Tiebout, concédant qu’il n’y a pas de manière « pure » de définir un niveau optimum de dépenses publiques, essaie de sauver la théorie en la limitant à l’administration locale.

Se rendant bien compte que l’impôt et même le vote majoritaire interdisent toute démonstration d’un choix volontaire dans le domaine de l’action publique, il avance que la décentralisation et la liberté de migration interne rendent les dépenses publiques locales plus ou moins proches de l’optimum – du moins dans la mesure où l’on peut dire que les dépenses des entrepreneurs sur un marché libre sont « optimales » -, puisque les résidents peuvent entrer et sortir comme ils veulent. Il est certainement vrai que les gens s’en trouveront mieux s’ils peuvent quitter facilement une communauté lourdement taxée pour une autre où les impôts sont bas. Cependant, le consommateur n’améliore son sort que partiellement; cela ne résout pas le problème des dépenses publiques, qui à part cela demeure inchangé. Dans le choix par une personne de son lieu de résidence, il entre bien d’autres facteurs que l’Etat, et il est bien possible que, pour une raison ou pour une autre, suffisamment de gens soient attachés à une région donnée pour y permettre aux hommes de l’Etat d’y commettre de grandes déprédations avant qu’ils n’émigrent. En outre, un problème majeur est que la surface de la Terre est fixe, que les hommes des Etats s’en sont universellement emparés, et c’est donc universellement qu’ils s’imposent à ses habitants.

Nous en venons maintenant au problème des externalités positives – pour les économistes, la rationalisation majeure des actes des hommes de l’Etat. Là où les gens ne profitent qu’à eux-mêmes par leurs actions, un grand nombre d’auteurs sont prêts à admettre qu’on peut laisser le marché fonctionner tranquillement. Cependant, il arrive souvent que l’action productive des hommes profite aux autres, même sans qu’ils le fassent exprès. Quoiqu’on puisse plutôt y voir une raison de se réjouir, les critiques accusent ce fait de produire des maux en abondance. Un échange libre, où Tartempion et Trucmuche y gagnent tous les deux, c’est bien joli, disent ces économistes; mais si Tartempion décide de faire quelque chose qui profite à Trucmuche, sans que Trucmuche paie rien en échange (3)?

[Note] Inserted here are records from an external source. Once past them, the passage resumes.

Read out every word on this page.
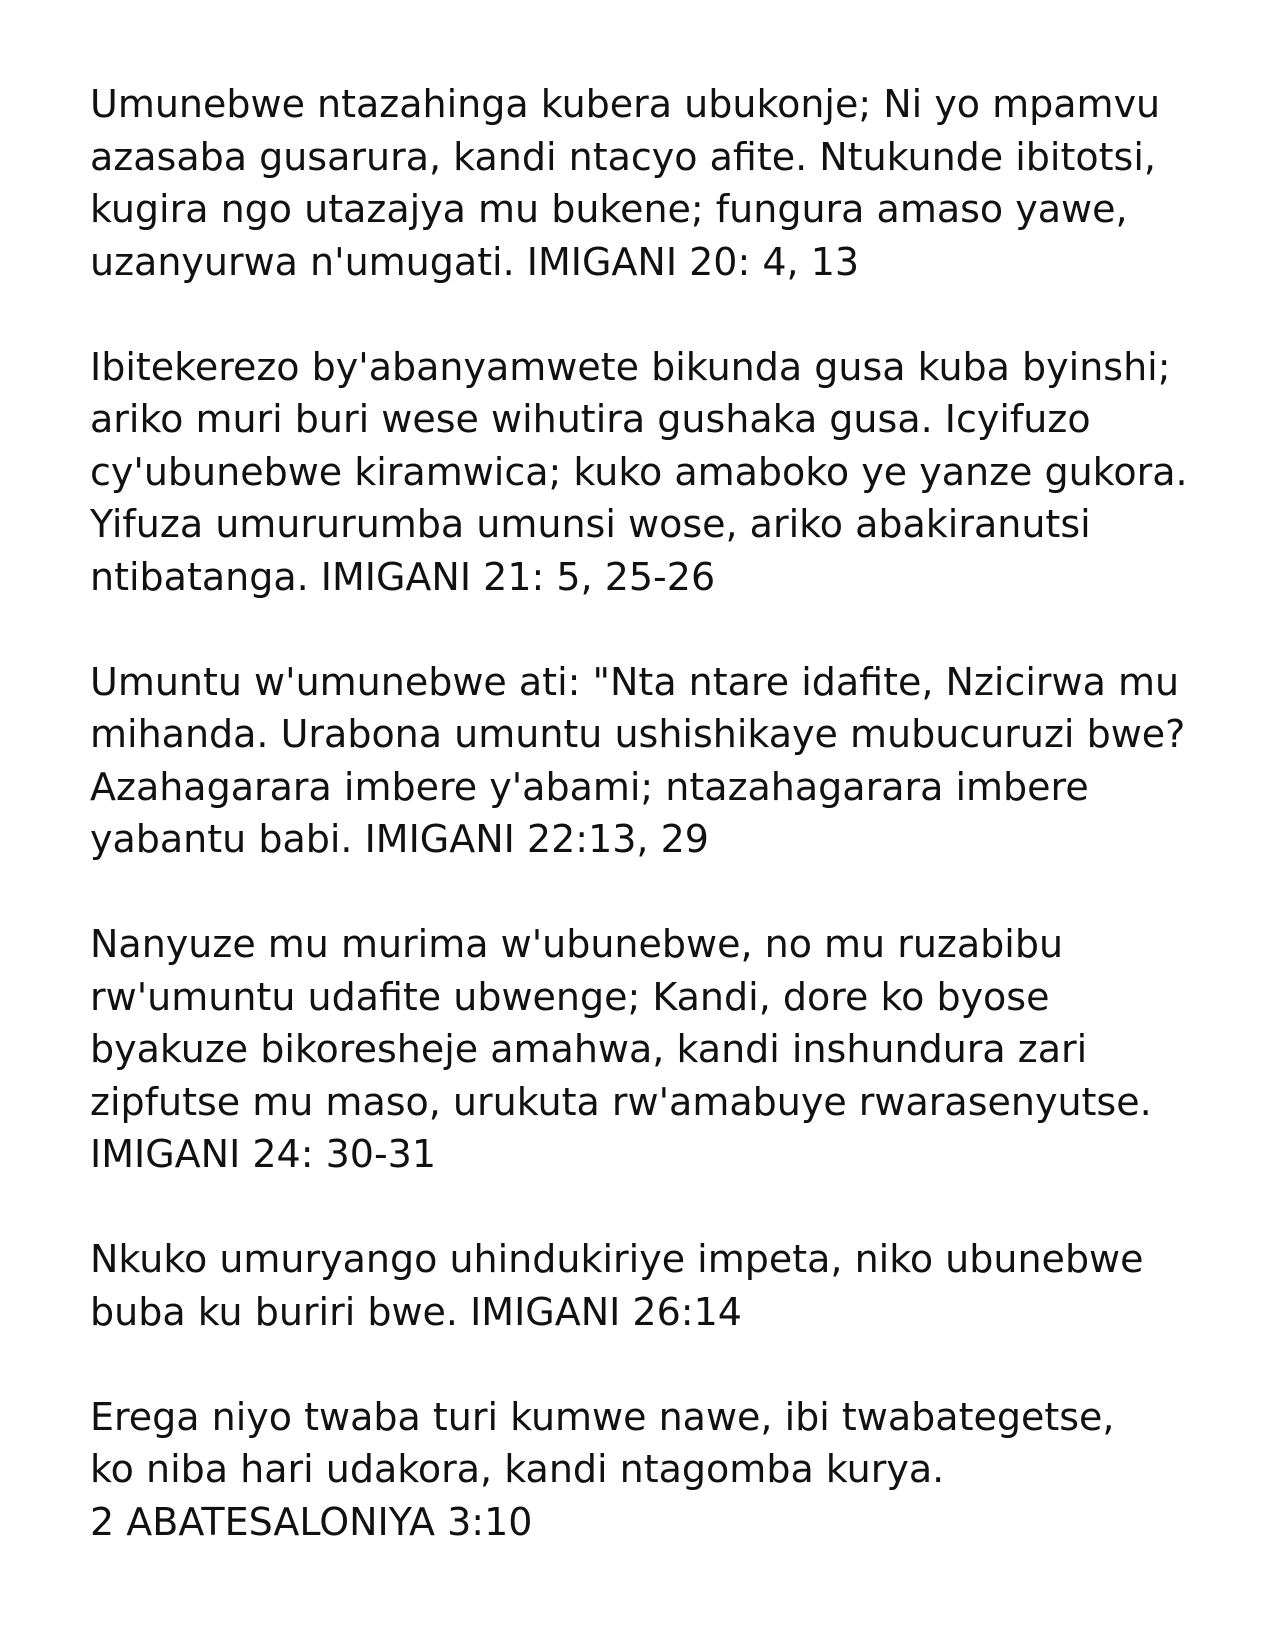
Umunebwe ntazahinga kubera ubukonje; Ni yo mpamvu
azasaba gusarura, kandi ntacyo afite. Ntukunde ibitotsi,
kugira ngo utazajya mu bukene; fungura amaso yawe,
uzanyurwa n'umugati. IMIGANI 20: 4, 13

Ibitekerezo by'abanyamwete bikunda gusa kuba byinshi;
ariko muri buri wese wihutira gushaka gusa. Icyifuzo
cy'ubunebwe kiramwica; kuko amaboko ye yanze gukora.
Yifuza umururumba umunsi wose, ariko abakiranutsi
ntibatanga. IMIGANI 21: 5, 25-26

Umuntu w'umunebwe ati: "Nta ntare idafite, Nzicirwa mu
mihanda. Urabona umuntu ushishikaye mubucuruzi bwe?
Azahagarara imbere y'abami; ntazahagarara imbere
yabantu babi. IMIGANI 22:13, 29

Nanyuze mu murima w'ubunebwe, no mu ruzabibu
rw'umuntu udafite ubwenge; Kandi, dore ko byose
byakuze bikoresheje amahwa, kandi inshundura zari
zipfutse mu maso, urukuta rw'amabuye rwarasenyutse.
IMIGANI 24: 30-31

Nkuko umuryango uhindukiriye impeta, niko ubunebwe
buba ku buriri bwe. IMIGANI 26:14

Erega niyo twaba turi kumwe nawe, ibi twabategetse,
ko niba hari udakora, kandi ntagomba kurya.
2 ABATESALONIYA 3:10
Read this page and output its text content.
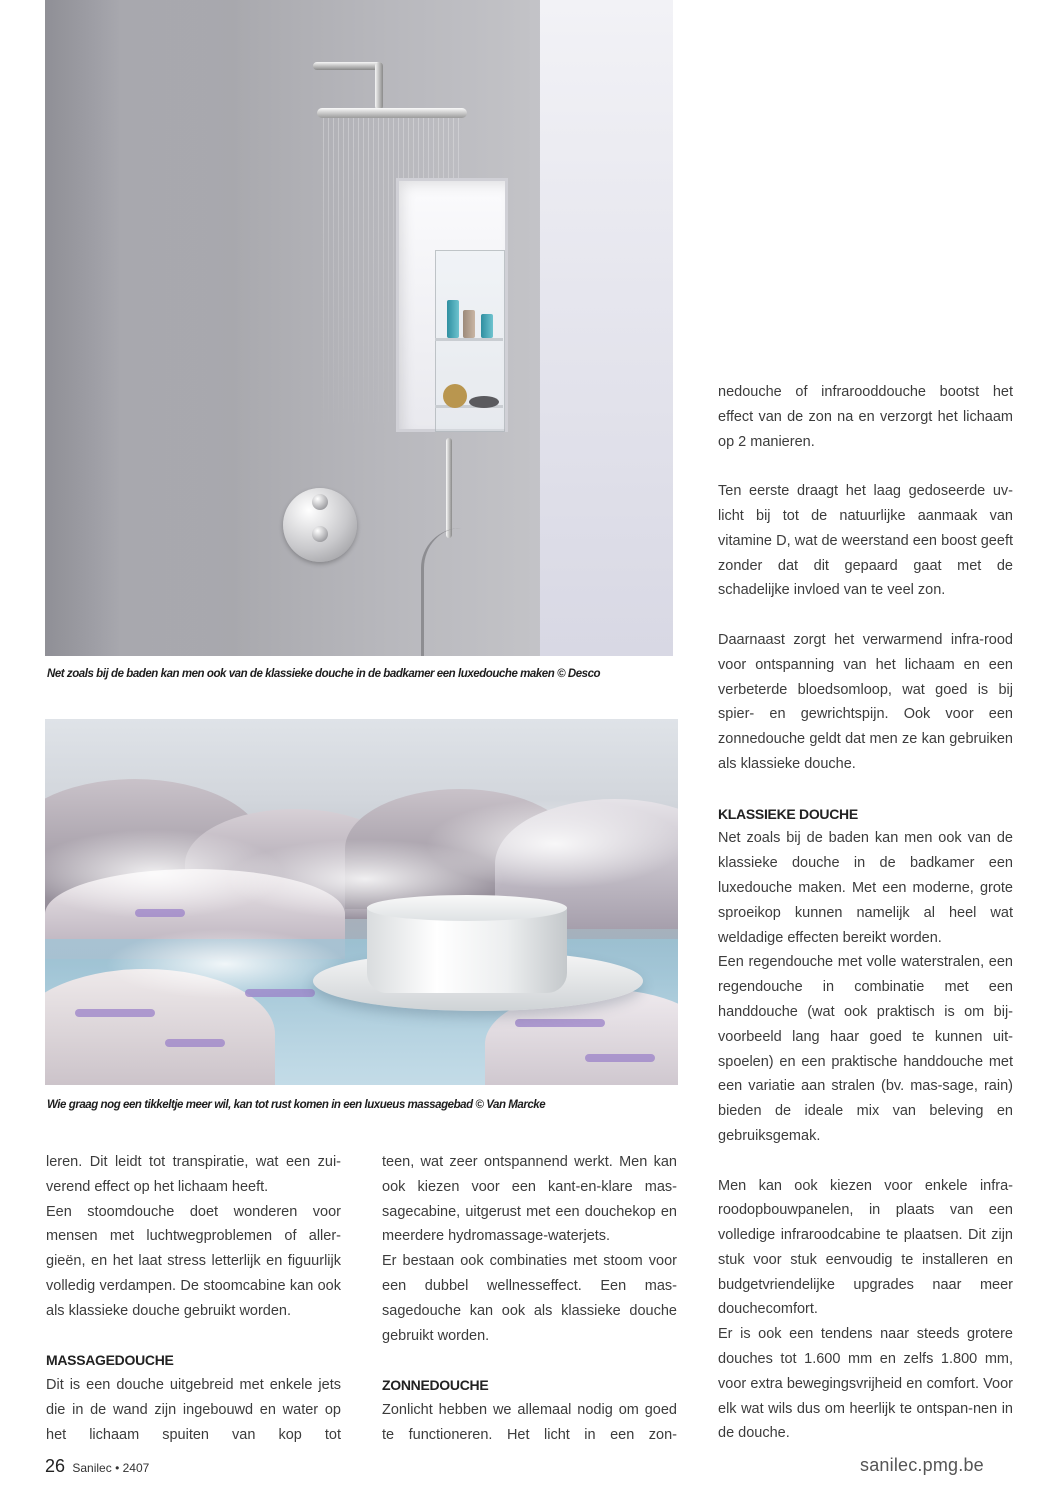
Net zoals bij de baden kan men ook van de klassieke douche in de badkamer een luxedouche maken © Desco
Wie graag nog een tikkeltje meer wil, kan tot rust komen in een luxueus massagebad © Van Marcke

nedouche of infrarooddouche bootst het effect van de zon na en verzorgt het lichaam op 2 manieren.

Ten eerste draagt het laag gedoseerde uv-licht bij tot de natuurlijke aanmaak van vitamine D, wat de weerstand een boost geeft zonder dat dit gepaard gaat met de schadelijke invloed van te veel zon.

Daarnaast zorgt het verwarmend infra-rood voor ontspanning van het lichaam en een verbeterde bloedsomloop, wat goed is bij spier- en gewrichtspijn. Ook voor een zonnedouche geldt dat men ze kan gebruiken als klassieke douche.

KLASSIEKE DOUCHE

Net zoals bij de baden kan men ook van de klassieke douche in de badkamer een luxedouche maken. Met een moderne, grote sproeikop kunnen namelijk al heel wat weldadige effecten bereikt worden.

Een regendouche met volle waterstralen, een regendouche in combinatie met een handdouche (wat ook praktisch is om bij-voorbeeld lang haar goed te kunnen uit-spoelen) en een praktische handdouche met een variatie aan stralen (bv. mas-sage, rain) bieden de ideale mix van beleving en gebruiksgemak.

Men kan ook kiezen voor enkele infra-roodopbouwpanelen, in plaats van een volledige infraroodcabine te plaatsen. Dit zijn stuk voor stuk eenvoudig te installeren en budgetvriendelijke upgrades naar meer douchecomfort.

Er is ook een tendens naar steeds grotere douches tot 1.600 mm en zelfs 1.800 mm, voor extra bewegingsvrijheid en comfort. Voor elk wat wils dus om heerlijk te ontspan-nen in de douche.

leren. Dit leidt tot transpiratie, wat een zui-verend effect op het lichaam heeft.

Een stoomdouche doet wonderen voor mensen met luchtwegproblemen of aller-gieën, en het laat stress letterlijk en figuurlijk volledig verdampen. De stoomcabine kan ook als klassieke douche gebruikt worden.

MASSAGEDOUCHE

Dit is een douche uitgebreid met enkele jets die in de wand zijn ingebouwd en water op het lichaam spuiten van kop tot

teen, wat zeer ontspannend werkt. Men kan ook kiezen voor een kant-en-klare mas-sagecabine, uitgerust met een douchekop en meerdere hydromassage-waterjets.

Er bestaan ook combinaties met stoom voor een dubbel wellnesseffect. Een mas-sagedouche kan ook als klassieke douche gebruikt worden.

ZONNEDOUCHE

Zonlicht hebben we allemaal nodig om goed te functioneren. Het licht in een zon-

26 Sanilec • 2407	sanilec.pmg.be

A partir de cette position partent deux lignes d’attaque contre le marché libre. Pris ensemble, ces arguments contre l’action volontaire et pour l’intervention des hommes de l’Etat s’annulent l’un l’autre, mais on peut, pour être accommodant, les traiter séparément. Le premier type de critique consiste à dénoncer Tartempion parce qu’il n’en ferait pas assez pour Trucmuche. On reproche en fait au bienfaiteur de ne tenir compte que de ses propres intérêts égoïstes, et de négliger ainsi le bénéficiaire indirect potentiel qui espère silencieusement dans la coulisse. La deuxième ligne d’attaque contre le marché libre dénonce Trucmuche parce qu’il profite de Tartempion sans le payer de retour. Le bénéficiaire est taxé d’ingratitude et quasiment traité de voleur pour avoir reçu l’avantage gratuit. Ainsi le marché libre est-il accusé de fausser la justice par ces deux groupes d’adversaires: les uns estiment que l’égoïsme de Tartempion est tel qu’il n’en fera jamais assez pour Trucmuche, les autres pensent que Trucmuche recevra trop d’ »avantages indus » sans les payer. Dans un cas comme dans l’autre, naturellement, ce sont les hommes de l’Etat qu’ils appellent à la rescousse pour mettre fin au scandale: qu’ils usent donc de violence, dans le premier cas pour forcer ou inciter Tartempion à adopter une conduite qui profite davantage à Trucmuche, dans le second pour forcer Trucmuche à payer Tartempion!

En général, ces jugements de valeur sont drapés dans l’idée « scientifique » que dans ces cas-là, n’est-ce pas, l’action sur un marché libre n’est plus « optimale », mais doit être ramenée sur le droit chemin de l’ »optimalité » par une action correctrice des hommes de l’Etat. Cette conception ne comprend absolument pas au nom de quoi la science économique peut se permettre d’affirmer que le marché libre est optimal. Il l’est bel et bien, mais ce n’est pas du point de vue des jugements de valeur personnels de l’économiste; c’est parce qu’il consiste dans les actions libres et volontaires des personnes, et qu’il satisfait les besoins que les consommateurs ont librement exprimés par leurs choix effectifs. L’ingérence des hommes de l’Etat, par conséquent et par nécessité, éloignera toujours de l’optimum ainsi défini (4).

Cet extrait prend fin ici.